Building more with GPT-5.1-Codex-Max

Release Timing & Competitive Landscape

  • Many see the release as timed to counter a rival model launch, continuing a pattern of labs clustering big announcements to hijack each other’s hype.
  • Some think this implies Codex-Max is an incremental checkpoint rather than a fundamental architecture shift, though coding benchmarks reportedly improve further over both predecessor and competitors.
  • There’s debate over whether one company can “win” given platform control (e.g. browsers, search) versus OpenAI’s need to fight harder for distribution.

Benchmarks vs Real-World Coding

  • Commenters focus heavily on METR/SWE/TerminalBench scores but multiple people doubt benchmarks reflect day-to-day coding, and worry about models being overfitted to evals.
  • Direct side‑by‑side trials: several users report Codex outperforming a major competitor on planning and implementation for backend/logical tasks; others strongly prefer the competitor for planning and Codex for execution.
  • Some say the new model is still weaker or slower than other top models (especially for UI/frontend), or not clearly better than earlier GPT-5.1 variants.

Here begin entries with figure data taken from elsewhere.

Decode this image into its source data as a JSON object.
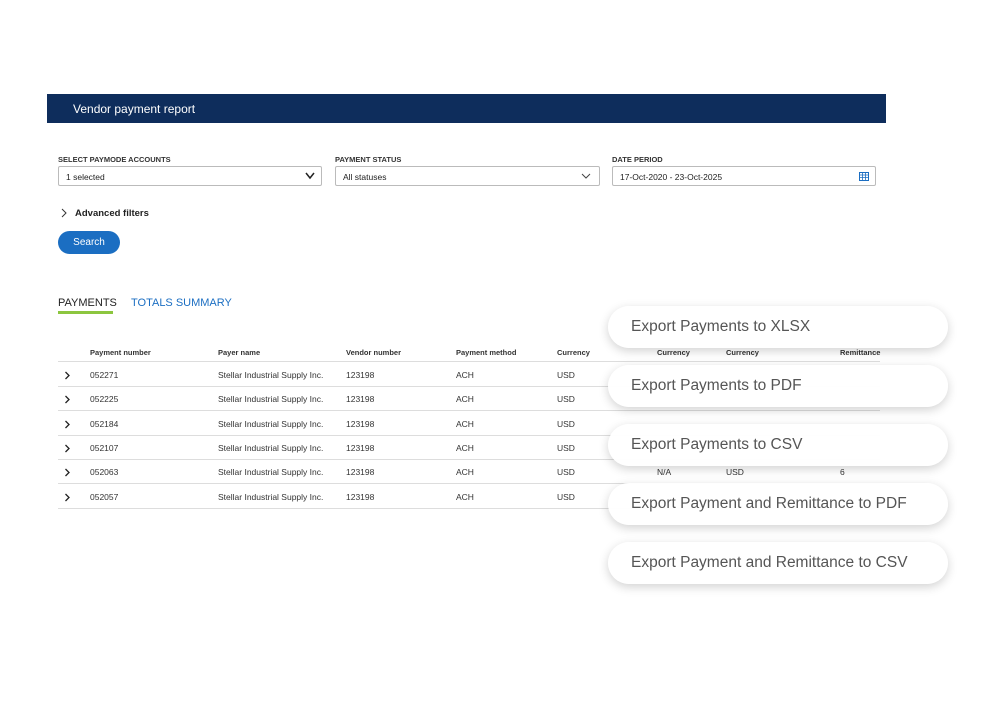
{
  "header": {
    "title": "Vendor payment report"
  },
  "filters": [
    {
      "label": "SELECT PAYMODE ACCOUNTS",
      "value": "1 selected"
    },
    {
      "label": "PAYMENT STATUS",
      "value": "All statuses"
    },
    {
      "label": "DATE PERIOD",
      "value": "17-Oct-2020 - 23-Oct-2025"
    }
  ],
  "advanced_filters": "Advanced filters",
  "search_button": "Search",
  "tabs": [
    "PAYMENTS",
    "TOTALS SUMMARY"
  ],
  "table": {
    "columns": [
      "Payment number",
      "Payer name",
      "Vendor number",
      "Payment method",
      "Currency",
      "Currency",
      "Currency",
      "Remittance"
    ],
    "rows": [
      [
        "052271",
        "Stellar Industrial Supply Inc.",
        "123198",
        "ACH",
        "USD"
      ],
      [
        "052225",
        "Stellar Industrial Supply Inc.",
        "123198",
        "ACH",
        "USD"
      ],
      [
        "052184",
        "Stellar Industrial Supply Inc.",
        "123198",
        "ACH",
        "USD"
      ],
      [
        "052107",
        "Stellar Industrial Supply Inc.",
        "123198",
        "ACH",
        "USD"
      ],
      [
        "052063",
        "Stellar Industrial Supply Inc.",
        "123198",
        "ACH",
        "USD",
        "N/A",
        "USD",
        "6"
      ],
      [
        "052057",
        "Stellar Industrial Supply Inc.",
        "123198",
        "ACH",
        "USD"
      ]
    ]
  },
  "export_menu": [
    "Export Payments to XLSX",
    "Export Payments to PDF",
    "Export Payments to CSV",
    "Export Payment and Remittance to PDF",
    "Export Payment and Remittance to CSV"
  ]
}
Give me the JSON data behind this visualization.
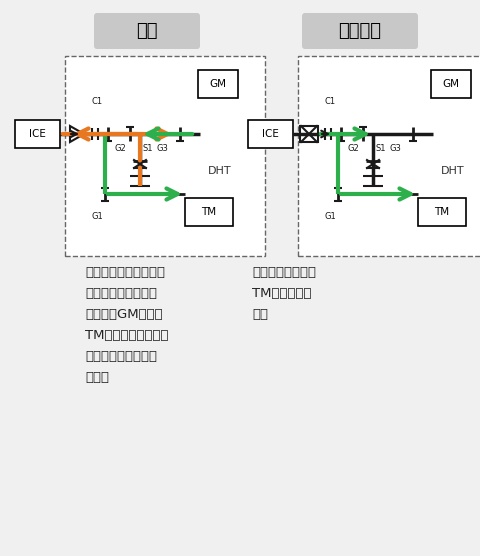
{
  "bg_color": "#f0f0f0",
  "title1": "并联",
  "title2": "能量回收",
  "title_bg": "#c8c8c8",
  "text1": "适用于高速行驶工况，\n由发动机驱动直接驱\n动车轮，GM电机和\nTM电机负责调节发动\n机工作点和辅助驱动\n车轮。",
  "text2": "适用于制动工况，\nTM电机能量回\n收。",
  "green": "#2db04b",
  "orange": "#e87722",
  "black": "#1a1a1a",
  "gray": "#888888",
  "label_ICE": "ICE",
  "label_GM": "GM",
  "label_TM": "TM",
  "label_DHT": "DHT",
  "label_C1": "C1",
  "label_G1": "G1",
  "label_G2": "G2",
  "label_G3": "G3",
  "label_S1": "S1"
}
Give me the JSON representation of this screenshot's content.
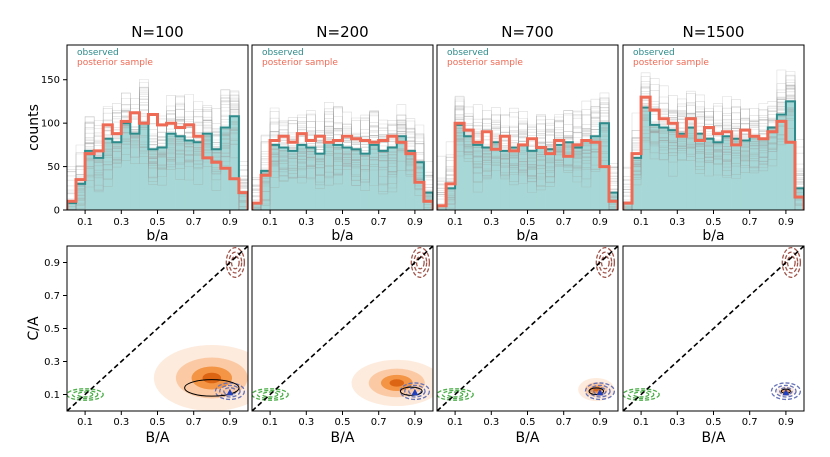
{
  "figure": {
    "top_row_ylabel": "counts",
    "bottom_row_ylabel": "C/A",
    "top_row_xlabel": "b/a",
    "bottom_row_xlabel": "B/A",
    "legend": {
      "observed": "observed",
      "posterior": "posterior sample"
    },
    "colors": {
      "observed_fill": "#a7d7d6",
      "observed_line": "#2e8b8b",
      "posterior_line": "#ef6a55",
      "sample_lines": "#9a9a9a",
      "density_light": "#fde9d9",
      "density_mid": "#fbc79f",
      "density_dark": "#f28f3b",
      "density_core": "#d95f0e",
      "contour_blue": "#6673b8",
      "contour_green": "#4daf4a",
      "contour_brown": "#a0544a",
      "diagonal": "#000000",
      "marker": "#1f3fbf"
    }
  },
  "chart_data": [
    {
      "type": "bar",
      "title": "N=100",
      "xlabel": "b/a",
      "ylabel": "counts",
      "xlim": [
        0,
        1
      ],
      "ylim": [
        0,
        190
      ],
      "xticks": [
        "0.1",
        "0.3",
        "0.5",
        "0.7",
        "0.9"
      ],
      "yticks": [
        "0",
        "50",
        "100",
        "150"
      ],
      "bin_edges": [
        0,
        0.05,
        0.1,
        0.15,
        0.2,
        0.25,
        0.3,
        0.35,
        0.4,
        0.45,
        0.5,
        0.55,
        0.6,
        0.65,
        0.7,
        0.75,
        0.8,
        0.85,
        0.9,
        0.95,
        1.0
      ],
      "series": [
        {
          "name": "observed",
          "values": [
            8,
            30,
            68,
            60,
            82,
            78,
            100,
            88,
            100,
            70,
            72,
            88,
            85,
            80,
            78,
            88,
            70,
            95,
            108,
            20
          ]
        },
        {
          "name": "posterior sample",
          "values": [
            10,
            35,
            65,
            68,
            98,
            88,
            102,
            112,
            100,
            110,
            98,
            100,
            95,
            98,
            85,
            60,
            55,
            48,
            36,
            20
          ]
        }
      ]
    },
    {
      "type": "bar",
      "title": "N=200",
      "xlabel": "b/a",
      "xlim": [
        0,
        1
      ],
      "ylim": [
        0,
        190
      ],
      "xticks": [
        "0.1",
        "0.3",
        "0.5",
        "0.7",
        "0.9"
      ],
      "bin_edges": [
        0,
        0.05,
        0.1,
        0.15,
        0.2,
        0.25,
        0.3,
        0.35,
        0.4,
        0.45,
        0.5,
        0.55,
        0.6,
        0.65,
        0.7,
        0.75,
        0.8,
        0.85,
        0.9,
        0.95,
        1.0
      ],
      "series": [
        {
          "name": "observed",
          "values": [
            8,
            45,
            75,
            72,
            68,
            75,
            72,
            65,
            78,
            75,
            72,
            70,
            65,
            75,
            68,
            72,
            85,
            68,
            55,
            20
          ]
        },
        {
          "name": "posterior sample",
          "values": [
            8,
            40,
            80,
            85,
            78,
            88,
            80,
            85,
            78,
            80,
            85,
            82,
            80,
            78,
            80,
            85,
            78,
            65,
            32,
            10
          ]
        }
      ]
    },
    {
      "type": "bar",
      "title": "N=700",
      "xlabel": "b/a",
      "xlim": [
        0,
        1
      ],
      "ylim": [
        0,
        190
      ],
      "xticks": [
        "0.1",
        "0.3",
        "0.5",
        "0.7",
        "0.9"
      ],
      "bin_edges": [
        0,
        0.05,
        0.1,
        0.15,
        0.2,
        0.25,
        0.3,
        0.35,
        0.4,
        0.45,
        0.5,
        0.55,
        0.6,
        0.65,
        0.7,
        0.75,
        0.8,
        0.85,
        0.9,
        0.95,
        1.0
      ],
      "series": [
        {
          "name": "observed",
          "values": [
            5,
            25,
            98,
            85,
            75,
            72,
            78,
            68,
            72,
            75,
            68,
            72,
            70,
            75,
            78,
            72,
            80,
            85,
            100,
            20
          ]
        },
        {
          "name": "posterior sample",
          "values": [
            5,
            30,
            100,
            92,
            78,
            90,
            70,
            85,
            68,
            75,
            82,
            72,
            65,
            80,
            62,
            75,
            80,
            78,
            50,
            10
          ]
        }
      ]
    },
    {
      "type": "bar",
      "title": "N=1500",
      "xlabel": "b/a",
      "xlim": [
        0,
        1
      ],
      "ylim": [
        0,
        190
      ],
      "xticks": [
        "0.1",
        "0.3",
        "0.5",
        "0.7",
        "0.9"
      ],
      "bin_edges": [
        0,
        0.05,
        0.1,
        0.15,
        0.2,
        0.25,
        0.3,
        0.35,
        0.4,
        0.45,
        0.5,
        0.55,
        0.6,
        0.65,
        0.7,
        0.75,
        0.8,
        0.85,
        0.9,
        0.95,
        1.0
      ],
      "series": [
        {
          "name": "observed",
          "values": [
            8,
            60,
            118,
            98,
            95,
            92,
            88,
            95,
            88,
            82,
            78,
            85,
            82,
            80,
            85,
            82,
            95,
            110,
            125,
            25
          ]
        },
        {
          "name": "posterior sample",
          "values": [
            8,
            65,
            130,
            115,
            105,
            100,
            85,
            105,
            80,
            95,
            88,
            90,
            75,
            92,
            85,
            82,
            90,
            102,
            78,
            15
          ]
        }
      ]
    },
    {
      "type": "heatmap",
      "panel": "N=100",
      "xlabel": "B/A",
      "ylabel": "C/A",
      "xlim": [
        0,
        1
      ],
      "ylim": [
        0,
        1
      ],
      "xticks": [
        "0.1",
        "0.3",
        "0.5",
        "0.7",
        "0.9"
      ],
      "yticks": [
        "0.1",
        "0.3",
        "0.5",
        "0.7",
        "0.9"
      ],
      "posterior_density": {
        "center": [
          0.8,
          0.2
        ],
        "spread_x": 0.32,
        "spread_y": 0.2,
        "levels": 4
      },
      "ellipse": {
        "center": [
          0.8,
          0.14
        ],
        "width": 0.3,
        "height": 0.1
      },
      "marker": [
        0.9,
        0.11
      ],
      "contours": [
        {
          "color": "blue",
          "center": [
            0.9,
            0.12
          ]
        },
        {
          "color": "green",
          "center": [
            0.1,
            0.1
          ]
        },
        {
          "color": "brown",
          "center": [
            0.93,
            0.9
          ]
        }
      ]
    },
    {
      "type": "heatmap",
      "panel": "N=200",
      "xlabel": "B/A",
      "xlim": [
        0,
        1
      ],
      "ylim": [
        0,
        1
      ],
      "xticks": [
        "0.1",
        "0.3",
        "0.5",
        "0.7",
        "0.9"
      ],
      "posterior_density": {
        "center": [
          0.8,
          0.17
        ],
        "spread_x": 0.25,
        "spread_y": 0.14,
        "levels": 4
      },
      "ellipse": {
        "center": [
          0.88,
          0.12
        ],
        "width": 0.12,
        "height": 0.05
      },
      "marker": [
        0.9,
        0.11
      ],
      "contours": [
        {
          "color": "blue",
          "center": [
            0.9,
            0.12
          ]
        },
        {
          "color": "green",
          "center": [
            0.1,
            0.1
          ]
        },
        {
          "color": "brown",
          "center": [
            0.93,
            0.9
          ]
        }
      ]
    },
    {
      "type": "heatmap",
      "panel": "N=700",
      "xlabel": "B/A",
      "xlim": [
        0,
        1
      ],
      "ylim": [
        0,
        1
      ],
      "xticks": [
        "0.1",
        "0.3",
        "0.5",
        "0.7",
        "0.9"
      ],
      "posterior_density": {
        "center": [
          0.88,
          0.13
        ],
        "spread_x": 0.1,
        "spread_y": 0.07,
        "levels": 4
      },
      "ellipse": {
        "center": [
          0.88,
          0.12
        ],
        "width": 0.08,
        "height": 0.04
      },
      "marker": [
        0.9,
        0.11
      ],
      "contours": [
        {
          "color": "blue",
          "center": [
            0.9,
            0.12
          ]
        },
        {
          "color": "green",
          "center": [
            0.1,
            0.1
          ]
        },
        {
          "color": "brown",
          "center": [
            0.93,
            0.9
          ]
        }
      ]
    },
    {
      "type": "heatmap",
      "panel": "N=1500",
      "xlabel": "B/A",
      "xlim": [
        0,
        1
      ],
      "ylim": [
        0,
        1
      ],
      "xticks": [
        "0.1",
        "0.3",
        "0.5",
        "0.7",
        "0.9"
      ],
      "posterior_density": {
        "center": [
          0.9,
          0.12
        ],
        "spread_x": 0.05,
        "spread_y": 0.03,
        "levels": 4
      },
      "ellipse": {
        "center": [
          0.9,
          0.12
        ],
        "width": 0.05,
        "height": 0.025
      },
      "marker": [
        0.9,
        0.11
      ],
      "contours": [
        {
          "color": "blue",
          "center": [
            0.9,
            0.12
          ]
        },
        {
          "color": "green",
          "center": [
            0.1,
            0.1
          ]
        },
        {
          "color": "brown",
          "center": [
            0.93,
            0.9
          ]
        }
      ]
    }
  ]
}
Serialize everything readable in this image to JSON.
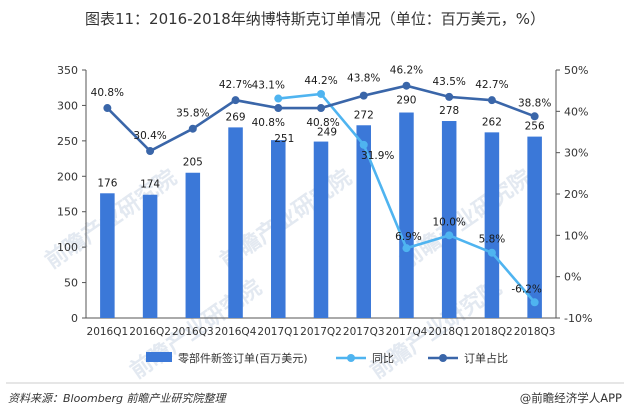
{
  "chart_data": {
    "type": "bar",
    "title": "图表11：2016-2018年纳博特斯克订单情况（单位：百万美元，%）",
    "categories": [
      "2016Q1",
      "2016Q2",
      "2016Q3",
      "2016Q4",
      "2017Q1",
      "2017Q2",
      "2017Q3",
      "2017Q4",
      "2018Q1",
      "2018Q2",
      "2018Q3"
    ],
    "series": [
      {
        "name": "零部件新签订单(百万美元)",
        "kind": "bar",
        "axis": "left",
        "color": "#3b78d8",
        "values": [
          176,
          174,
          205,
          269,
          251,
          249,
          272,
          290,
          278,
          262,
          256
        ],
        "labels": [
          "176",
          "174",
          "205",
          "269",
          "251",
          "249",
          "272",
          "290",
          "278",
          "262",
          "256"
        ]
      },
      {
        "name": "同比",
        "kind": "line",
        "axis": "right",
        "color": "#4fb4f0",
        "values": [
          null,
          null,
          null,
          null,
          43.1,
          44.2,
          31.9,
          6.9,
          10.0,
          5.8,
          -6.2
        ],
        "labels": [
          null,
          null,
          null,
          null,
          "43.1%",
          "44.2%",
          "31.9%",
          "6.9%",
          "10.0%",
          "5.8%",
          "-6.2%"
        ]
      },
      {
        "name": "订单占比",
        "kind": "line",
        "axis": "right",
        "color": "#3a66a9",
        "values": [
          40.8,
          30.4,
          35.8,
          42.7,
          40.8,
          40.8,
          43.8,
          46.2,
          43.5,
          42.7,
          38.8
        ],
        "labels": [
          "40.8%",
          "30.4%",
          "35.8%",
          "42.7%",
          "40.8%",
          "40.8%",
          "43.8%",
          "46.2%",
          "43.5%",
          "42.7%",
          "38.8%"
        ]
      }
    ],
    "y_left": {
      "min": 0,
      "max": 350,
      "ticks": [
        "0",
        "50",
        "100",
        "150",
        "200",
        "250",
        "300",
        "350"
      ]
    },
    "y_right": {
      "min": -10,
      "max": 50,
      "ticks": [
        "-10%",
        "0%",
        "10%",
        "20%",
        "30%",
        "40%",
        "50%"
      ]
    },
    "legend_position": "bottom",
    "grid": false
  },
  "footer": {
    "source": "资料来源：Bloomberg  前瞻产业研究院整理",
    "brand": "@前瞻经济学人APP"
  },
  "watermark": {
    "text": "前瞻产业研究院"
  }
}
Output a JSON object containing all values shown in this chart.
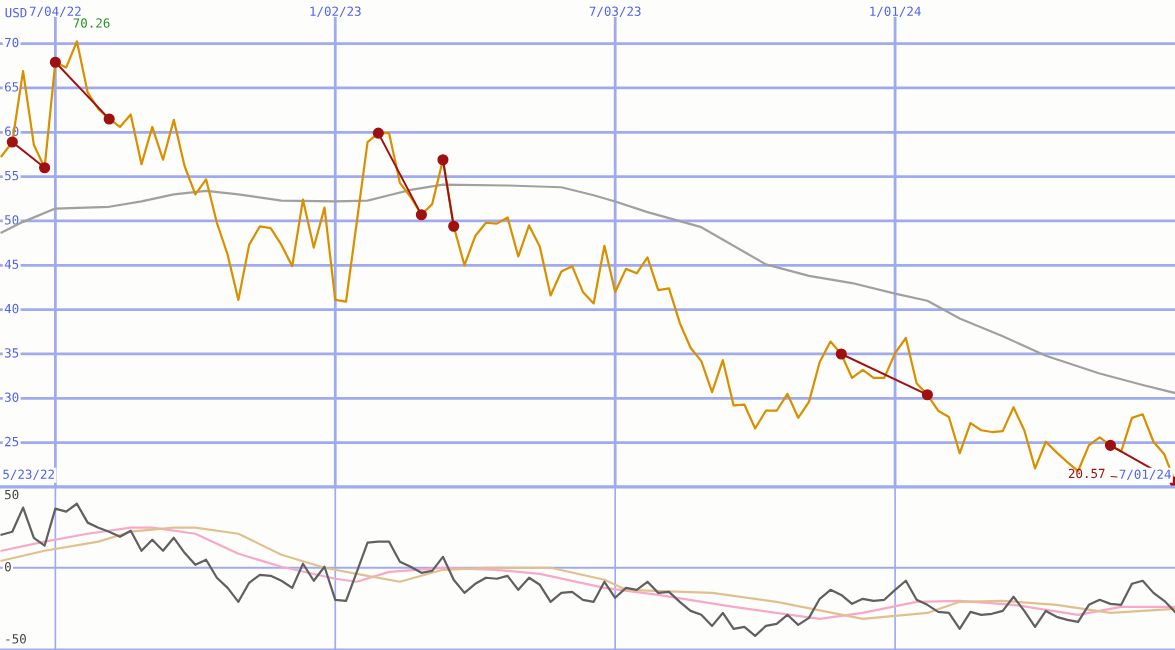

Long-Running Agents vs Iterative Assistance

  • Marketing around “long‑running, detailed work” clashes with users who only trust tightly-scoped, interactive tasks.
  • Codex is described as extremely literal and persistent: great for large refactors and deep adherence to instructions, but prone to absurd overreach (e.g. massive rewrites) if not carefully constrained.
  • Competing tools are seen as faster, more “heuristic” or improvisational—good for quick web/UI work but more willing to ignore instructions, mock away tests, or wander off-task.

Compaction, Context & Technical Debates

  • Codex-Max adds automatic “compaction” across long sessions; several note this is similar in spirit to prior agents and IDE summarization, but now trained into the model’s behavior.
  • Discussion dives into why context windows are hard limits (quadratic attention, memory, error accumulation) and compares sparse/linear attention approaches in other models.
  • Some welcome better long-context behavior; others mostly want short‑task quality and predictable iterative loops, not 6‑hour agents.

Tooling, Limits & Product Experience

  • Codex CLI is praised for power but criticized as slow, opaque while running, and sometimes too locked-down (sandbox issues, timeouts, rate limits).
  • Users request plan modes, finer-grained permissions, better context and subagent management, smaller/cheaper Codex variants, and access via standard chat UI.
  • Broader frustration targets all vendors’ billing, account, and privacy UX—especially confusion and mistrust around one competitor’s subscriptions, rate limits, and training-on-user-code policies.